The tried-and-true method is a combination of server and client-side prediction. The server is the authority for all physics, bad predictions on the client roll back to what the server says. This is an endeavour we would like to avoid as it involves a massive investment of time and money. Instead, we may use client-side neural networks to predict physics for other players.
We need to put players together, we allow players to create a lobby. A player will select their privacy, level, and weather, then send it off to the server. A lobby contains level (weather, mode) and player information (username, car, colour, address). The lobby will persist if one player is in it. We delete the lobby when everyone leaves.
We need to let players join lobbies. We give them the option to join a random lobby or join by code. The only way to join a private lobby is through a code. The player sends their connection request then enters the lobby to see other players.
Adding some Spice
Once we got the MVP finished, we wanted to add some extra oomph to the experience. We created a message queue to tell users when other players join, leave, or finish challenges. We also added a lobby leaderboard to encourage players to complete challenges.

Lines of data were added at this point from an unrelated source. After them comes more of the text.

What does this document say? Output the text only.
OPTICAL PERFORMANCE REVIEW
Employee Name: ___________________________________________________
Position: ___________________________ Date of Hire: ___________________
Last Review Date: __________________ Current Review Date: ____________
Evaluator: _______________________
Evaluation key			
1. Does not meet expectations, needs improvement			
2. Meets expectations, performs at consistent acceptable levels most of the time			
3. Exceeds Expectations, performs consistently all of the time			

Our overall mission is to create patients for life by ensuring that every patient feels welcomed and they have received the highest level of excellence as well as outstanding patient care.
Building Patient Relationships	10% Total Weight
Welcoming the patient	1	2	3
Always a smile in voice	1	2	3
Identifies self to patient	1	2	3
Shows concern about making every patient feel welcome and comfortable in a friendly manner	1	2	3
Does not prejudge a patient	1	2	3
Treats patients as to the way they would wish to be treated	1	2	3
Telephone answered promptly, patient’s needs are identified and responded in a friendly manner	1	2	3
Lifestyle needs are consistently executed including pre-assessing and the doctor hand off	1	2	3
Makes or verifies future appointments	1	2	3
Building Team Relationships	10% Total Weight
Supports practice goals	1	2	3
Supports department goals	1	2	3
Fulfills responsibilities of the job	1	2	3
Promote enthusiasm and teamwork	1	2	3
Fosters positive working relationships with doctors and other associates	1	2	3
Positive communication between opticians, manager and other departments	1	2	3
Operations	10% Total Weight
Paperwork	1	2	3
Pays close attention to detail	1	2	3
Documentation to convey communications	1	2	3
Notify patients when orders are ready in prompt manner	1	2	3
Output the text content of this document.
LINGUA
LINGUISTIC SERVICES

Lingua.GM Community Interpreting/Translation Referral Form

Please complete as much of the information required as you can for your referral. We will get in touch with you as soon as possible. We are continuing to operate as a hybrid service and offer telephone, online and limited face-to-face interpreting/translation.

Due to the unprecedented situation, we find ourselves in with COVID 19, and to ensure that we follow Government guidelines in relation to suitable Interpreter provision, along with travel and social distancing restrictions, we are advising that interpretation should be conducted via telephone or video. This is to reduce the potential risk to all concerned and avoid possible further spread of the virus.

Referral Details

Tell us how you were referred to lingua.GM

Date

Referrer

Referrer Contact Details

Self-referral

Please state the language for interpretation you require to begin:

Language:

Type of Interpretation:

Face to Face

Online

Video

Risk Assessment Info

In the future, we want to add racing, freestyling, and other fun game modes such as capture the flag. With the baseline completed, there are so many possibilities!
We used node.js for our server along with a ton of libraries. For the game, we used a C# NuGet package for socket.io and default networking interfaces provided by .NET. We deployed our server on AWS EC2.
There are other networking pieces in our game including leaderboards and analytics. We decided to go with a microservice architecture to support new services as we build them. It looks something like this:
This allows us to work on our networking services in smaller, more manageable chunks. It allows us to use different tools and languages without bloating a single code base.
On the client-side, the design looks something like this:
After lobby creation, the session manager has the information to send/receive data. The session manager handles low-level networking logic like compression, sending, and receiving data. The broadcaster sends out TCP and UDP messages to the server then to other players. The receiver creates new players and interpolates/extrapolates incoming transforms.
We still need to improve our prediction and rework our architecture.
Prediction and convincing physics between cars are high on the priority list. As mentioned, this is the hardest part. There are loads of experimentation and testing to do, but we are confident in our abilities to get there.
Finally, we may stray away from the client-server model in a sense. Instead of using the cloud server as the host, we will change it to a matchmaker. One of the players in a lobby can be the host and relay messages to other players. This will reduce the load on the cloud server. Although, like most of this project, there are trade-offs. The experience will always be best for the host, and the consistency of the experience will take a hit.
There’s still a lot to do, but the results thus far are fantastic:
Try it out for yourself with a friend! Going forward, we will continue improving the system and learning about multiplayer. It’s incredible what some critical thinking and experimentation can do. If you have any ideas or comments, we’d love to hear them.
Bonus: Leaderboards and Analytics
We implemented a leaderboard system for our racing and freestyler modes. We wanted to give users a way to see how they stack up against others. We support all-time, monthly, weekly, and daily records. After we created our microservice architecture, we plugged our leaderboard service in. Using PostgreSQL and Python3 with Flask, we made a leaderboard system that can work with any game.
Unity Analytics is a convenient tool built into the engine that helps us keep track of various key metrics. We track which cars people use, which levels they play, what’s too hard or too easy, and more. This addition is recent but important, we want to design and improve our games based on data.